The Role of Wikipedia and Wikidata
Wikidata is the structured backend for Wikipedia and a primary data source for Google’s Knowledge Graph. While not every small business can have a Wikipedia page, every practitioner should understand how Wikidata IDs (e.g., Q42 for Douglas Adams) are used to disambiguate entities. Linking your niche-specific entities to Wikidata entries via sameAs is a powerful way to 'ground' your content in the global knowledge base.
Putting it Into Practice
To move from keyword-thinking to entity-thinking, follow these steps in your next campaign:
- Entity Audit: Identify the core entities you want your brand to be associated with. Use tools like the Google Natural Language API demo to see how an AI currently perceives your homepage.
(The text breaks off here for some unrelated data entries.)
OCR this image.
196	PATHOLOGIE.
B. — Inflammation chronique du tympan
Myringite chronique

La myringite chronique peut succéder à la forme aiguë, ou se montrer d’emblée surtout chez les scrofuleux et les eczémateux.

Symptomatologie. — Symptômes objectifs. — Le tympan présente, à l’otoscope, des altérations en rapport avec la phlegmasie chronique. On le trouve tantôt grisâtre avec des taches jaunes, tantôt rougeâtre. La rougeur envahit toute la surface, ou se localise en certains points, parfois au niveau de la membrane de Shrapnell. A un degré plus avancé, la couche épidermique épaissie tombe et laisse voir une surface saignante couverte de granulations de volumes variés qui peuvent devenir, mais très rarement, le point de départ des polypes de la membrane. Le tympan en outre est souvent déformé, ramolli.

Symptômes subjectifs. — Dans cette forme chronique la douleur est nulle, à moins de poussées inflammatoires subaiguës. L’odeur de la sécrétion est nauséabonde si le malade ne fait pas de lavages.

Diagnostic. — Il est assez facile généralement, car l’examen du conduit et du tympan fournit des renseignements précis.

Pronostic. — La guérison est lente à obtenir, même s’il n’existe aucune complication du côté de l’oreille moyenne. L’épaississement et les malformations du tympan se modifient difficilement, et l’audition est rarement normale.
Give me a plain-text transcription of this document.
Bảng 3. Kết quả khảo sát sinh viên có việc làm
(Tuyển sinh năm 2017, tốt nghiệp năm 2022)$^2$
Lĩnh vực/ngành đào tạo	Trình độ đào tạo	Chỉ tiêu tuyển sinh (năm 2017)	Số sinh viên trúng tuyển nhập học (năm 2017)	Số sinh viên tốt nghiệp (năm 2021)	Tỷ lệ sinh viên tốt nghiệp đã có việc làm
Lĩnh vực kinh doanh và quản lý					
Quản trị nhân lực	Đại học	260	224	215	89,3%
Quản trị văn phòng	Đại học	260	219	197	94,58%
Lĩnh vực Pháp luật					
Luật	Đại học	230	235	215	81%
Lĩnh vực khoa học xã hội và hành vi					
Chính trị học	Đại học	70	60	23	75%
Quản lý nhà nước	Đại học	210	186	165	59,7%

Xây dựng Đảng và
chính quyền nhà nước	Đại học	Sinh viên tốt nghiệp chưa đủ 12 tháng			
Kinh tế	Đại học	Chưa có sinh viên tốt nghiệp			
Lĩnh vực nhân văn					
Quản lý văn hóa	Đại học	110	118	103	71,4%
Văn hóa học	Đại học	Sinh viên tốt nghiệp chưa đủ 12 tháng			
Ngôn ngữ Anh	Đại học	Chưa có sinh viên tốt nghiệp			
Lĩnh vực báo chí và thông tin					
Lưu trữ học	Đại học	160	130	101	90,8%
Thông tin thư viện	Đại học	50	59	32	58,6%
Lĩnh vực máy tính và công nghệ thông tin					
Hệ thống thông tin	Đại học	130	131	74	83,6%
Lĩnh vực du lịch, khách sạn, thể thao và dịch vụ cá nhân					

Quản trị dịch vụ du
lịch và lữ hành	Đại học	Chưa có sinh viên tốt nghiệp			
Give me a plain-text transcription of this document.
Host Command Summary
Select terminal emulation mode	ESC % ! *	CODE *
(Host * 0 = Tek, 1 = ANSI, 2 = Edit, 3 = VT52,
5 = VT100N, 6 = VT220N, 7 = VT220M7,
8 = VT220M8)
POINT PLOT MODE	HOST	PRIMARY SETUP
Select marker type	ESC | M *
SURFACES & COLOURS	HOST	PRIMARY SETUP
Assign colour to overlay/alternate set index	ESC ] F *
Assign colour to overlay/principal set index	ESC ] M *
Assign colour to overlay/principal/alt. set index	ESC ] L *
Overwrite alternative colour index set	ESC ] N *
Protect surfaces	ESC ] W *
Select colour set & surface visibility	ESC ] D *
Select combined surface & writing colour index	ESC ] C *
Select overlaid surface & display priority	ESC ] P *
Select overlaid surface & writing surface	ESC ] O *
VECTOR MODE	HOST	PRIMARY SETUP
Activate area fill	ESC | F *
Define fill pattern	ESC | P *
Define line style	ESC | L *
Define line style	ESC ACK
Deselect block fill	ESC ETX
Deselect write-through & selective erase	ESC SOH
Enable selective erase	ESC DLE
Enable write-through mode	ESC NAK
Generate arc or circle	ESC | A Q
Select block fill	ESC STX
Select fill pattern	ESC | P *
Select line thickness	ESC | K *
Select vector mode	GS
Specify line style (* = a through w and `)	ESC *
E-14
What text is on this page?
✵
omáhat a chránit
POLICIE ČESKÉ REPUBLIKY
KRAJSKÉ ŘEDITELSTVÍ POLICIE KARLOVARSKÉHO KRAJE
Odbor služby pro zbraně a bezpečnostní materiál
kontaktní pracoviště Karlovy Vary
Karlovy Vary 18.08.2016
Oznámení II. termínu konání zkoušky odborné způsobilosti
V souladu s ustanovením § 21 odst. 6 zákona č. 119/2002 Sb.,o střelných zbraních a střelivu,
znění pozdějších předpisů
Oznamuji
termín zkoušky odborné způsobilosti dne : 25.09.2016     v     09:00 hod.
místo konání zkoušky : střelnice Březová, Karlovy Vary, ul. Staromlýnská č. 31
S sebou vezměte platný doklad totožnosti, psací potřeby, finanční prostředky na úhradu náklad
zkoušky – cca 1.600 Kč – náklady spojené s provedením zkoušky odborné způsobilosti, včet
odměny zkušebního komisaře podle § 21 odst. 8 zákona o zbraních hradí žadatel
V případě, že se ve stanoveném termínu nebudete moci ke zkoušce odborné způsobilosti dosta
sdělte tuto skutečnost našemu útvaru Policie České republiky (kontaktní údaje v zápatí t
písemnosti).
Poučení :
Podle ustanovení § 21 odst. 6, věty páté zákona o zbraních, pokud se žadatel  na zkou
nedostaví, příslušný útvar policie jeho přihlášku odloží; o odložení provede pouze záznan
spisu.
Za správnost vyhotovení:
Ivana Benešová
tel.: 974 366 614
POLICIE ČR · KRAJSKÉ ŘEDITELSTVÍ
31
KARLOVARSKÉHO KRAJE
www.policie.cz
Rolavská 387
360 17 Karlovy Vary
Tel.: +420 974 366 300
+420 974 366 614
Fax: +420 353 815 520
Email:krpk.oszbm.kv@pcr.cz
- Structured Data Overhaul: Don't just use 'Article' schema. Use 'About' and 'Mentions' properties to explicitly link your content to established entities on Wikipedia or Wikidata.
- Contextual Linking: When writing, don't just link to your own pages using keyword anchors. Link out to high-authority entity nodes to provide 'contextual signals' to the AI.
- NAP Consistency 2.0: Name, Address, and Phone number are entity attributes. Ensure they are identical across the web to avoid 'fragmenting' your entity node.
- Author Entities: Treat your content creators as entities. Give them dedicated bio pages with links to their social profiles and professional certifications. Help the AI build an 'Expert' profile for them.
By treating your brand and its content as a collection of interlinked entities rather than just pages on a web server, you prepare your site for a future where generative AI is the primary interface for information discovery.